Dünya Bankası’na göre; bizim ve bize benzeyen ülkelerin sorunu ‘orta gelir tuzağı’dır. Bu o ekonomilerin, belirli kişi başına gelir seviyesine ulaştıktan sonra ileri gidemeyip aynı seviyede sıkışıp kalmalarıdır. Ülkemiz de maalesef orta gelir tuzağına yakalanmış bu tarz ülkelerden biridir.
Yapısal reformaları bir an önce devreye sokmadan, yerli ve yabancı yatırımcıları kendi lehimize harekete geçiremeyiz. Para ve maliye politikaları birbiriyle uyumlu ve kurallara uygun yürütülmelidir. Hukuk, eğitim, teknoloji, tarım alanlarındaki reformlar da kesinlikle ertelenmemelidir.
Araştırmalar, üst orta gelir düzeyinden yüksek gelir düzeyine geçişte zorlanan birçok ülkenin uzun yıllar burada takılı kaldığını göstermektedir. Dolayısıyla bu durum bir ülkenin yeterli ekonomik büyümesinin (nüfus artış oranından fazla) sürdürülebilir olmadığına işarettir. Yine aynı araştırma sonuçları, orta gelir tuzağına takılıp kalmanın nedenleri arasında eğitim sisteminin belli standartların altında kalması, beşerî sermayenin niteliksiz ve yetersiz olması, teknolojiyle ilgili faaliyetlerin geri planda bırakılması, uluslararası piyasada rekabet edebilir düzeyde ve kalitede üretiminin olmaması gösterilmektedir. (Kaynak: Sakarya Üniversitesi)

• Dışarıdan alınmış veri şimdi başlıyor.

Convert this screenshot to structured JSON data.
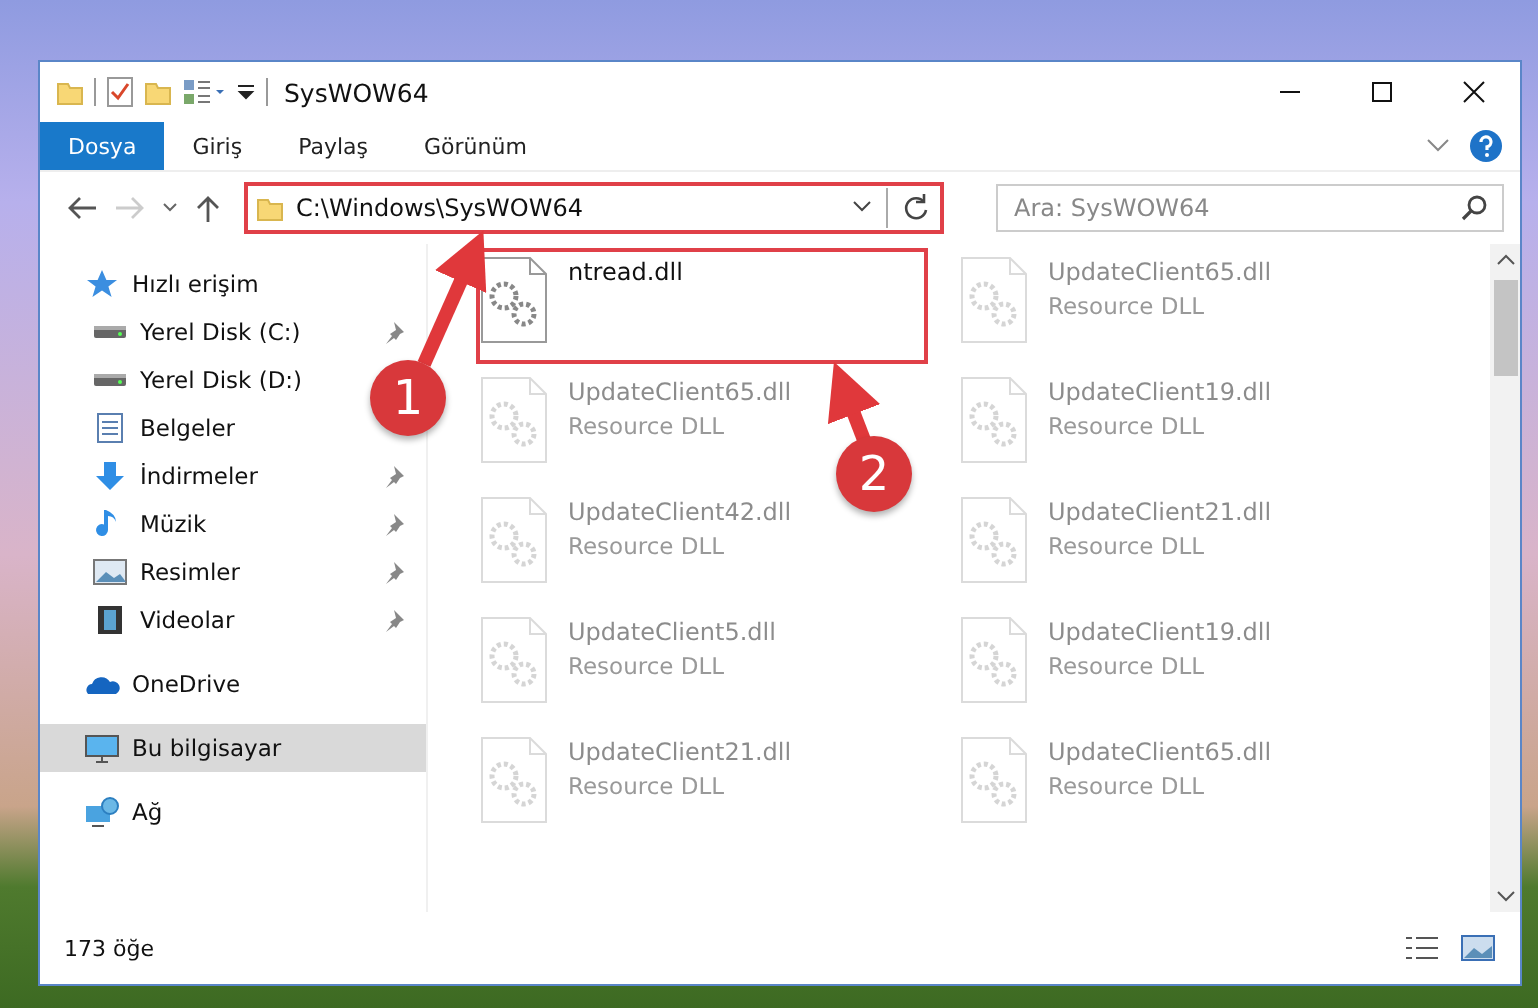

Sonuç olarak; bu kişi başı gelir ortalama bir değerdir ve yetersiz kalması da tek sorunumuz değildir. Yani yukarda anlattığım üzere bir yılda herkesin cebine 10.655 dolar girmez. Dolayısıyla bu gelirin nasıl dağıtıldığı daha da önemlidir. Refah düzeyinde belirleyici olan bu ikinci aşamadır. Gelir grupları arasındaki fark büyüdükçe gelir dağılımındaki adaletsizliğin boyutu da şekillenir. Ve de bununla asla övünülmez…
Son yıllarda dolar / TL kurunda TL aleyhine yaşanmış olan gelişmelerin, dolar cinsinden kişi başı millî gelirimizi olumsuz etkilediği bir gerçektir. Ancak bu kur etkisi için yönetim hatalarını görmezden gelemeyiz. Nitekim kimin icadı olduğunu bilemediğimiz, ‘fakirden, zengine servet transferi’ne yol açan Kur Korumalı Mevduat uygulamasının terk edileceği anlaşılıyor. Ancak bu o kadar kolay gerçekleşecek bir değişiklik değildir. Zira KKM hesaplarını TL mevduata dönüştürebilmek için beklenen enflasyon kadar faiz vermek zorundasınız. Aksi halde, dövize artan talep kuru ve enflasyonu uçurur. İşte bugün yanlıştan dönülse bile yolu uzatan son örnek de yıllardır süren negatif reel faiz uygulamasıdır.